More than 60 Democratic members of Congress are urging President Obama to protect the hundreds of thousands of undocumented immigrants who signed up for his deferred action program before he leaves office next month.
“You have pardoned hundreds and hundreds of people convicted for drug offenses,” Rep. Luis Gutierrez, D-Ill., said at a Wednesday press conference in Washington. “We want you to use that same pardon power for hundreds of thousands of young people who came forward because you asked them to come forward. You asked them to come forward.”
“With that comes responsibility, Mr. President,” he added.
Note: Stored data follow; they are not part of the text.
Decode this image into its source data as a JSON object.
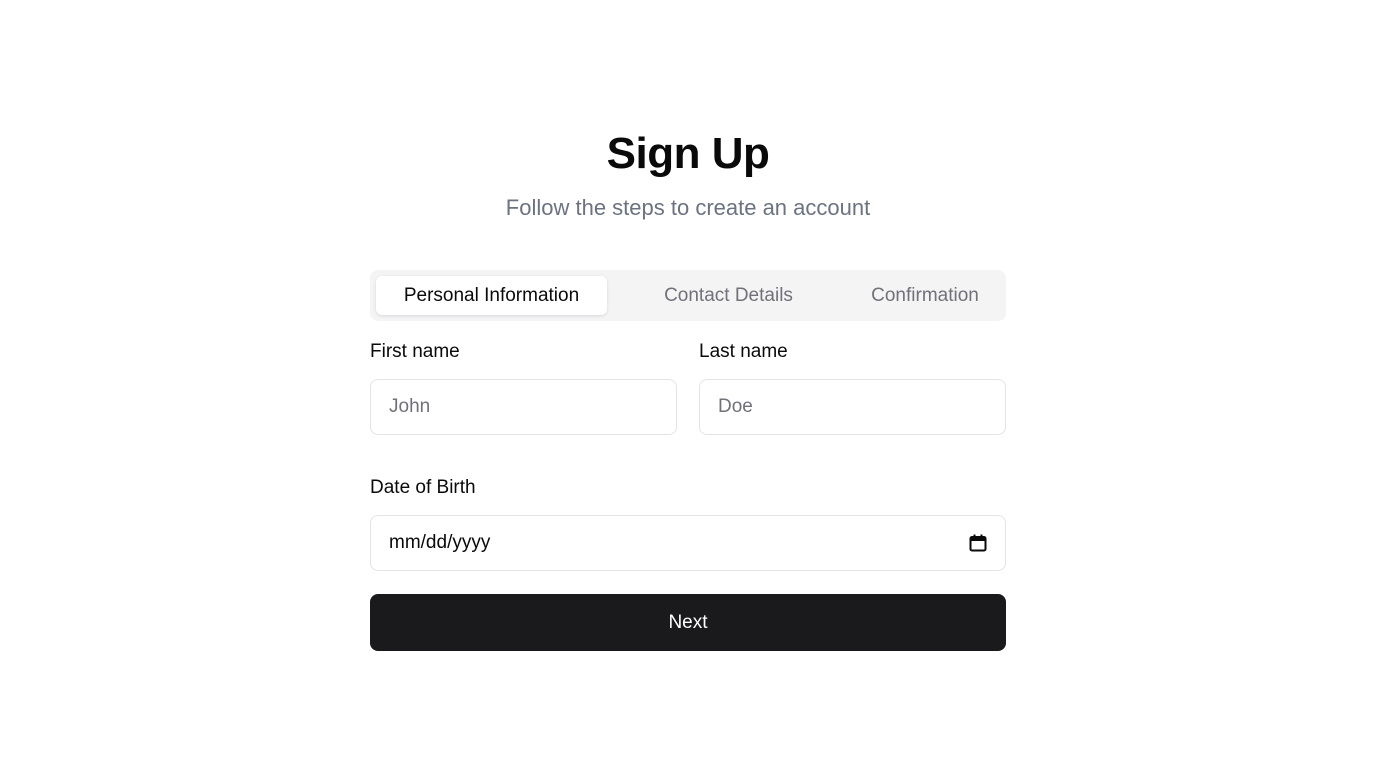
{
  "header": {
    "title": "Sign Up",
    "subtitle": "Follow the steps to create an account"
  },
  "tabs": [
    {
      "label": "Personal Information",
      "active": true
    },
    {
      "label": "Contact Details",
      "active": false
    },
    {
      "label": "Confirmation",
      "active": false
    }
  ],
  "form": {
    "first_name": {
      "label": "First name",
      "placeholder": "John",
      "value": ""
    },
    "last_name": {
      "label": "Last name",
      "placeholder": "Doe",
      "value": ""
    },
    "dob": {
      "label": "Date of Birth",
      "value": "mm/dd/yyyy",
      "icon": "calendar-icon"
    },
    "next_label": "Next"
  },
  "colors": {
    "primary_button": "#1a1a1c",
    "tab_background": "#f4f4f5",
    "muted_text": "#6b7280"
  }
}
The White House has informed the Democrats that “the clemency power could not give legal status to any undocumented individual” and that only Congress has that power. Cecilia Muñoz, the director of the White House Domestic Policy Council, said in a podcast last week that a mass pardon would not “protect a single soul from deportation.”
But the Democrats say in a new letter to Obama that he still has the responsibility and authority to issue a “narrow reprieve” for all civil immigration violations the young people may have committed. That would not create legal status, they argue, but could make them eligible to apply for it.
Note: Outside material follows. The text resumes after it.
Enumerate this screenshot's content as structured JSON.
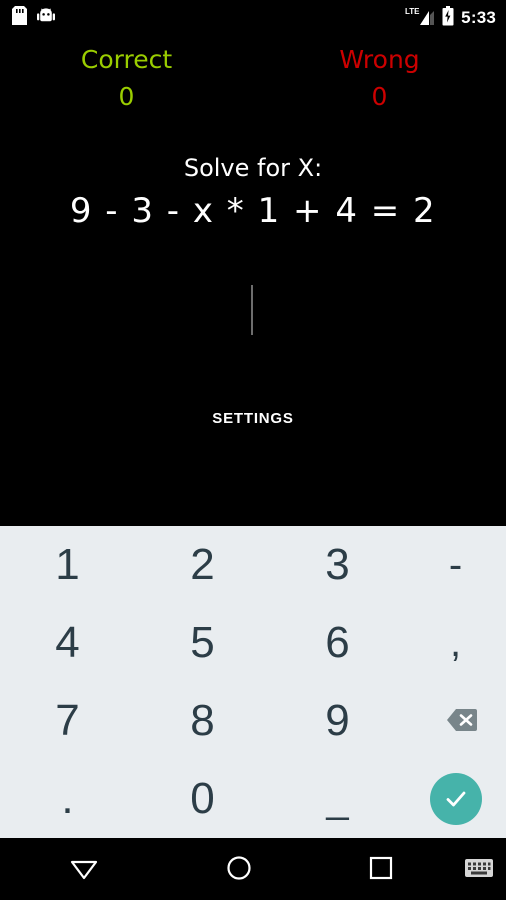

Jeffrey Crouch, a law professor at American University, said that even if this mass grant of pardon for a civil offense was possible, it’s unlikely that Obama would want to open up this “can of worms” so close to the end of his presidency. It would also be a departure from his unprecedented work commuting the sentences of more than 1,000 federal prisoners serving decades-long sentences for non-violent drug crimes.
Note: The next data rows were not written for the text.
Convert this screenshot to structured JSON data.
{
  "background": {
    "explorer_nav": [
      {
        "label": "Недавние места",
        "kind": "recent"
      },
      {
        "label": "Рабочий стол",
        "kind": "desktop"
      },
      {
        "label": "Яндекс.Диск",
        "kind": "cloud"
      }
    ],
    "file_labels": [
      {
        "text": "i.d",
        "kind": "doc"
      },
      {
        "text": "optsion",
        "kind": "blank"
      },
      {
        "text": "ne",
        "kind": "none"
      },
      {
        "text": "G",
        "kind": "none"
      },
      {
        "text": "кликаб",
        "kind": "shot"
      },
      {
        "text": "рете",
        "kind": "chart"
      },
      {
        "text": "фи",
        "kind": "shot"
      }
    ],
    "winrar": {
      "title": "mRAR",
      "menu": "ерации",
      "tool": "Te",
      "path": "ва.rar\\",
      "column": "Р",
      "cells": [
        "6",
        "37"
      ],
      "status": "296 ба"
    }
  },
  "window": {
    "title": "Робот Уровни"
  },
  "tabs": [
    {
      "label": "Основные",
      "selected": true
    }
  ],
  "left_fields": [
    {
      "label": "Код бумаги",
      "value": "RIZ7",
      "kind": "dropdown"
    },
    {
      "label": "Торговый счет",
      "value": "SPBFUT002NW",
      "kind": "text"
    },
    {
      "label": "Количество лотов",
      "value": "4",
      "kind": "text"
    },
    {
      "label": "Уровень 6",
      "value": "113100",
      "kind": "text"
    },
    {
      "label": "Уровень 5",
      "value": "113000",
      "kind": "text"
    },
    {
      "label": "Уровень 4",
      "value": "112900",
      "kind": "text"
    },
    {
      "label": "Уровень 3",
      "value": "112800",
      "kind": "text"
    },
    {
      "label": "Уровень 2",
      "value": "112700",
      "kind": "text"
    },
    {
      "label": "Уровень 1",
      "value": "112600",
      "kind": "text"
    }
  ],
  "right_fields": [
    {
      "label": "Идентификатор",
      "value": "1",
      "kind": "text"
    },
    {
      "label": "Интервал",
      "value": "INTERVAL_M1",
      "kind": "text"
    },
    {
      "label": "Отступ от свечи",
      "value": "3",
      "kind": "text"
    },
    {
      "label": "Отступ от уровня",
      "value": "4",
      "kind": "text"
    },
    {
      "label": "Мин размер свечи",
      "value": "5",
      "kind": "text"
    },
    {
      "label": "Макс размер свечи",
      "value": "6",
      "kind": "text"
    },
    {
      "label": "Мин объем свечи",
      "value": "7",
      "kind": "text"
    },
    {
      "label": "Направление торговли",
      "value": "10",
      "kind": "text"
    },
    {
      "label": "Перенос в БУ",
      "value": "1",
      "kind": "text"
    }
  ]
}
“Granting clemency for a civil offense would be a real departure from how clemency is generally used,” Crouch told Yahoo News. Presidents have issued mass pardons in the past, such as Jimmy Carter’s blanket clemency for draft dodgers, but those related to criminal — not civil — offenses.
But the Democratic representatives say Obama has a responsibility to protect the young people who trusted him and the government. “I hope the president will do the right thing,” Rep. Joaquin Castro, D-Texas, said.
Since Obama announced the Deferred Action for Childhood Arrivals (DACA) program in 2012, more than 750,000 young people have submitted fingerprints, undergone background checks and paid fees to protect themselves from deportation and receive permission to work legally for two years. These young immigrants, sometimes called “Dreamers,” were brought to the United States as children by their families.
The Democrats are raising the specter that President-elect Donald Trump could deport all of these people once he takes office, since he’s vowed to immediately rescind all of Obama’s “illegal” executive actions and to deport everyone who immigrated to the country illegally.
“Donald Trump when he’s president is going to know where they live, where they study, who their family is,” Gutierrez said in Spanish during the press conference.
But Trump said in an interview with Time magazine published Wednesday that he would “work something out” for the young immigrants. “They got brought here at a very young age, they’ve worked here, they’ve gone to school here,” he said. “Some were good students. Some have wonderful jobs. And they’re in never-never land because they don’t know what’s going to happen.” He’s also said his deportation plans would focus on “criminal” immigrants, though it’s unclear exactly what that means.
It’s possible Congress will work out that solution for the immigrants before Trump is sworn in. Sens. Richard Durbin, D-Ill., and Lindsey Graham, R-S.C., are planning a bill that would give the young immigrants legal status before Trump takes office.